Using a computer program, Charles summarised the translation of Suede Molte to mean "success".

"[The program] gave some lines like, 'You will run circles around your competition', so I just say it means success."

Her daughter, Jemima Charles, artist and owner of the art studio, also had a dream but one based on a reality shown to her.

"At age seven, I knew what I wanted to be...an artist," smiled Jemima Charles. "From that time till now, I've been working on it. I went to UWI (University of the West Indies) where I completed a degree in Visual Arts, and I am now teaching at the secondary school level. My students have been asking me if I could teach them outside school. A lot of people in the community ask if I can teach their children. I decided to find a place where I could practise my art, teach the public and have events and conversations concerning art."

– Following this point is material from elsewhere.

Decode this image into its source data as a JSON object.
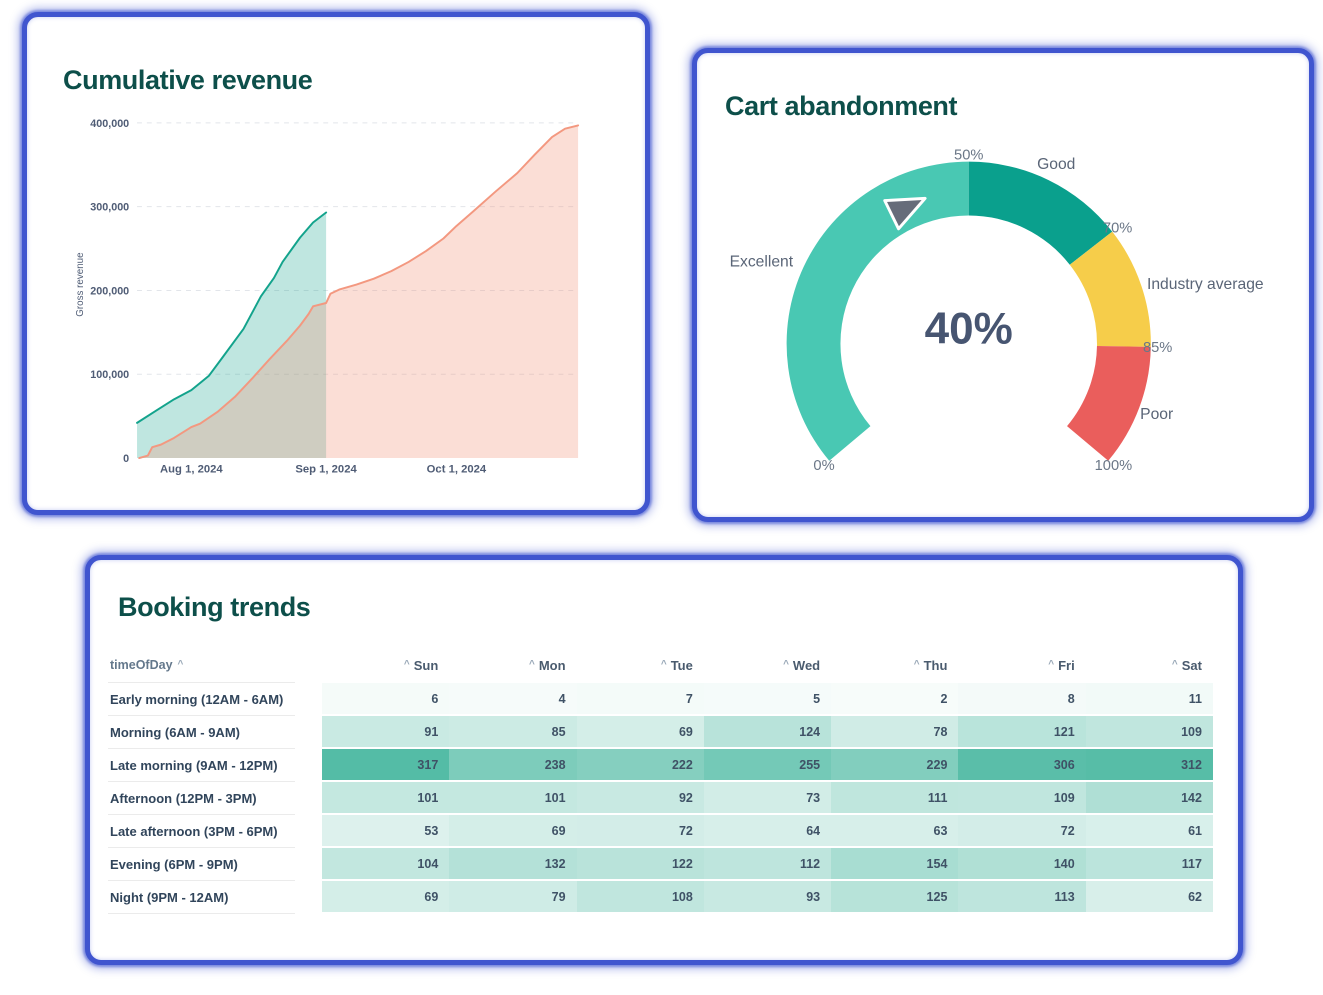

She added: "At primary school, I did a drawing and my art teacher said, 'Oh my gosh, that is excellent! You should be an ar-tist.' She gave me that confidence and opened a whole new world for me."

Jemima said her parents also encouraged her and fostered an environment for her talent to grow.

"We were a young family. My mom and dad used their hands a lot to get by. She would crochet and sell. She would sew shoulder pads, we would package them and then she would go out and sell."

She said her confidence to sell her works also came in primary school where she would sell drawings of flowers for 25 cents.

"Children would hound me down every day for this drawing of a flower. Seeing my parents working with their hands and making a profit from it...it was just second nature for me to do the same and open my own studio."

The younger Charles says she conducts art classes at the St Joseph venue where students can learn drawing, sculpture, soap-making, crochet, macramé and other "old-school" genres of art. Children's workshops are held on the first and third Saturdays of every month.

Jemima says she displays the works, so she can bring art to the people and offers the workshops, so people have an opportunity to try their hand at art.

"If you want to see art, come into my studio. If you want to do art, come into my studio. It is a full experience."

Jemima said being an artist has been challenging, but she has learned to make it work for her. She said after leaving secondary school, she had no idea what her next step would be. She said there are business and technology institutions, so school-leavers who are interested in those fields know where to go, but with art, there was a hunt to find direction. Now, she hopes to help those who want to follow an artistic path when they have left school.

"I have to create my opportunities. This is why I am starting here. I realise that I can profit from art." In 2008, she went to Japan using money raised from the sale of her works.

Launched on May 21, the space is actually a cocoa house, complete with "rolling roof", which has been converted into a studio. She hopes to eventually have a larger studio and, possibly, her own school for the arts.

Jemima believes connectivity inspires her to create.

"I try to connect to different things in life: my experiences as a female, an artist, a young person growing up in society. Right now, I am focusing on the Caribbean form and the head. I look to local faces for inspiration. Masked faces are actually interesting to me right now."

Rachael Charles said as a mother, she understood what her daughter wanted to do with her life at that tender age.

"She made it clear. In secondary school at a parent-teacher meeting, the art teacher said something that put my mind to rest. She said art was everything, from the watch you are wearing to the buildings we lived in. I knew my daughter could do this. I knew she would make it. I couldn't at that time say how, but I was there to support her in whatever way we could. She couldn't work and go to university at the same time, so her father and I took care of her. When she could work, she did; we supported her and, now, it is paying off."